Honey Suppresses Coughs In Children, Helps Them Sleep Better
Lawrence LeBlond for redOrbit.com – Your Universe Online
Honey has long been believed to have numerous important health benefits; past studies have suggested the beeswax product helps in the healing of burns, aids in digestion and weight loss, and is even a good source of energy. And now, researchers from Tel Aviv University in Israel have found that honey may have another important health benefit: the treatment of nighttime coughing in toddlers.
Based on their study, lead author Herman Avner Cohen and colleagues suggest that a spoonful of honey before bedtime could help little kids with a cough sleep better, with fewer, or perhaps no, wakeups through the night.
The authors wrote in the journal Pediatrics that honey’s high level of antioxidants could make it a better alternative to cough syrups, many of which have not been proven to be effective and which have been found to be dangerous if parents administer accidental overdoses.
In children, a persistent cough is one of the most common reasons parents take their children to the doctor, said Dr. Ian Paul, a Penn State University pediatrician.
He agreed with the study that most cough medicines are ineffective at treating a cough and many have significant side effects. Many over-the-counter cough syrups have “do not use” warnings for children under four years of age.
“As opposed to many of the other things we give – medications and medicines that do have side effects – honey over age one is almost completely safe,” Paul, who wasn’t involved in the new study, told Genevra Pittman at Reuters Health.
For the study, the Tel Aviv University researchers conducted a randomized trial using three types of honey and a placebo. The study included 300 children ages one to five who were suffering from throat infections. About 75 percent were given a teaspoon (about 0.35 ounces) of either eucalyptus honey, citrus honey or labiatae honey before bedtime, while the rest received the placebo — made from sweet, yet honey-free, dates.
Using written and telephone surveys, researchers asked parents to report their kids’ cough symptoms and how well they and their kids slept through the night after dosing instructions were followed. Parents were asked to rate the symptoms on a 7-point scale both the night before and the morning after.
On average, parents initially gave their kids’ cough frequency and severity and sleep issues a rating between 3 and 4. That number improved in all the groups, although to a much larger extent in the honey groups.
Cough symptoms and sleep scores fell by 2 points, on average, in the honey groups, compared to a one-point drop in the placebo group. Parents also reported sleeping better the night after honey treatment, Cohen and colleagues reported.

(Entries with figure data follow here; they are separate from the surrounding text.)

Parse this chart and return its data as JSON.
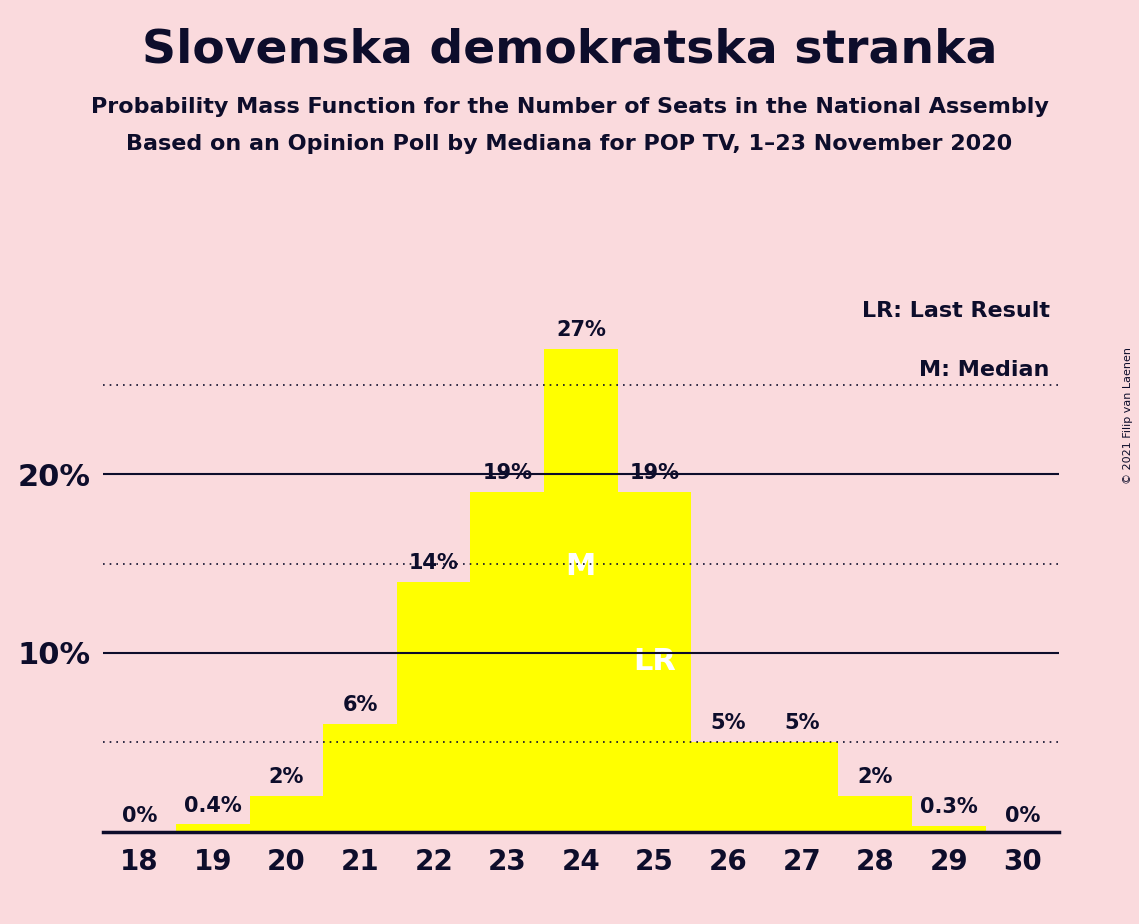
{
  "title": "Slovenska demokratska stranka",
  "subtitle1": "Probability Mass Function for the Number of Seats in the National Assembly",
  "subtitle2": "Based on an Opinion Poll by Mediana for POP TV, 1–23 November 2020",
  "copyright": "© 2021 Filip van Laenen",
  "background_color": "#fadadd",
  "bar_color": "#ffff00",
  "categories": [
    18,
    19,
    20,
    21,
    22,
    23,
    24,
    25,
    26,
    27,
    28,
    29,
    30
  ],
  "values": [
    0.0,
    0.4,
    2.0,
    6.0,
    14.0,
    19.0,
    27.0,
    19.0,
    5.0,
    5.0,
    2.0,
    0.3,
    0.0
  ],
  "label_texts": [
    "0%",
    "0.4%",
    "2%",
    "6%",
    "14%",
    "19%",
    "27%",
    "19%",
    "5%",
    "5%",
    "2%",
    "0.3%",
    "0%"
  ],
  "median_bar": 24,
  "last_result_bar": 25,
  "ylim": [
    0,
    30
  ],
  "dotted_lines": [
    5,
    15,
    25
  ],
  "solid_lines": [
    10,
    20
  ],
  "legend_lr": "LR: Last Result",
  "legend_m": "M: Median",
  "title_fontsize": 34,
  "subtitle_fontsize": 16,
  "label_fontsize": 15,
  "axis_tick_fontsize": 20,
  "ylabel_fontsize": 22,
  "m_label_fontsize": 22,
  "lr_label_fontsize": 22,
  "legend_fontsize": 16
}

Paul said there may be a few reasons why honey helps ease kids’ cough. “Honey is very rich in antioxidants, so that may have some role in fighting whatever infection is causing the cold symptoms,” he suggested.
Cohen, who also made note of honey’s antioxidant properties, said that different types of honey may contain different antioxidants — including vitamin C and flavonoids — and that darker honey seems to contain more.
“There’s something about having a thick, viscous, sweet liquid that provides some sort of relief,” Paul told Reuters Health. Sweet liquid also causes salivation, which can thin mucus and lubricate the upper airway, he explained.
The researchers note that honey “may be a preferable treatment of cough and sleep difficulties associated with childhood upper respiratory tract infections.” But, they warned, it should not be used for infants under a year old due to the possible risk of infantile botulism.
Even in the study group, some parents reported adverse side effects in their children, which included stomach ache, nausea and vomiting. There were two cases in the citrus honey group and one each in the other two honey groups and also one in the placebo group.
While it remains unclear what properties, be it antioxidants or antimicrobes, honey has in the aid of nighttime coughing, Cohen and colleagues say another factor could explain at least part of the improvements seen.
There exists a close anatomic relationship between the sensory nerve fibers of the central nervous system and the gustatory nerve fibers involved in tasting sweetness, and honey could help increase that association. “This theory may explain some of the observed effect in patients treated with silan date extract because this is also a sweet substance,” the authors wrote.
The team acknowledged there were some limitations in the study, including the use of a single dose of honey and relying on assessment reports from parents. They also pointed out that the dropout rate was higher for children receiving the citrus and eucalyptus honey, possibly because both are more aromatic, which children may not have liked.
The study was co-funded by the Honey Board of Israel.